There are guarantees to monitor progress prior to the critical job-sizing evaluation that will take place over the coming year. Will it prove acceptable to the unions and will it work if it is?

Authorities assume that the McCrone deal with its union agreement to remove three layers - depute headteacher, assistant principal teacher and senior teacher - signals the green light for further reform of what they regard as excessively hierarchical structures. Unions remain cautious. They argue that there was nothing in the McCrone deal about scrapping principal teachers, indeed there was only agreement after the authorities accepted the continuation of principal teachers as leaders of the curriculum.

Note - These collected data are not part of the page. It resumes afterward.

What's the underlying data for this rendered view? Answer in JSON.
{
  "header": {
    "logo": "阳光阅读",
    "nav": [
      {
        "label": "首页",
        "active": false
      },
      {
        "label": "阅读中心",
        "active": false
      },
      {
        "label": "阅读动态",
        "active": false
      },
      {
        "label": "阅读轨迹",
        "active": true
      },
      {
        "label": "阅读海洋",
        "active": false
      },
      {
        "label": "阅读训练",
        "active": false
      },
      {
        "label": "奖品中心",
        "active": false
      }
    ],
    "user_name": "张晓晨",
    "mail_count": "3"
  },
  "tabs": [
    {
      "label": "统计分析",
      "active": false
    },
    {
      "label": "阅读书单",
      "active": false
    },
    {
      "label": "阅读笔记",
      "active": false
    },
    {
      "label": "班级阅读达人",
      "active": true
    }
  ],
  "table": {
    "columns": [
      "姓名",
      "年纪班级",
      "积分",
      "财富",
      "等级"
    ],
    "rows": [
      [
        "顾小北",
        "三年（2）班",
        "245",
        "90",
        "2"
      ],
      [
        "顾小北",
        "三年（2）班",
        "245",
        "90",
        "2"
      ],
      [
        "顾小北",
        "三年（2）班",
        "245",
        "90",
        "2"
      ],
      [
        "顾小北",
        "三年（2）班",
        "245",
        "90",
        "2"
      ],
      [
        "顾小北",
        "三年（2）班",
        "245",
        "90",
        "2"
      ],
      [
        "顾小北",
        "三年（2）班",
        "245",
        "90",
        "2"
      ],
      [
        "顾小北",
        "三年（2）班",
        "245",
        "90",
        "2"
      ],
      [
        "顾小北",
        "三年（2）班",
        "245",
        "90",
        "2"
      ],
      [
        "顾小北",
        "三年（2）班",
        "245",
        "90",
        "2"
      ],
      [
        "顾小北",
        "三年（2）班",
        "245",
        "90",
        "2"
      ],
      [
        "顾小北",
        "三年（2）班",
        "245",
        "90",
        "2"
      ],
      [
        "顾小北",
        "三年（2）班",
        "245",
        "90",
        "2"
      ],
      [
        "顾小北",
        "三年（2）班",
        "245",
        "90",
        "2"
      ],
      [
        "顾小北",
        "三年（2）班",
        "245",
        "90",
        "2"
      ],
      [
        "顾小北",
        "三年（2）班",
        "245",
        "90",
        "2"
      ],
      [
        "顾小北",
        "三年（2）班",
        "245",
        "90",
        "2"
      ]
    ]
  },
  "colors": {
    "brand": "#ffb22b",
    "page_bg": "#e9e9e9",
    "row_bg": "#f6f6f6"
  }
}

Now, Aberdeenshire and West Lothian, to name only two, are reviewing structures in a far more radical way. But the faculty approach is not new and has a troubled history dating back to the days of Strathclyde Region. It did not work then. The question is whether in more enlightened circumstances it will succeed second-time around. Unions want assurances, for example, that a principal teacher of chemistry as head of a science faculty has the knowledge and background to handle physics and biology detail, particularly in the upper school. They want assurances there is no threat to individual subjects.

It is time this was tested. There is no need to maintain structures simply because they have always existed. An Aberdeenshire pilot, properly assessed, would be a welcome step towards more flexible ways of working.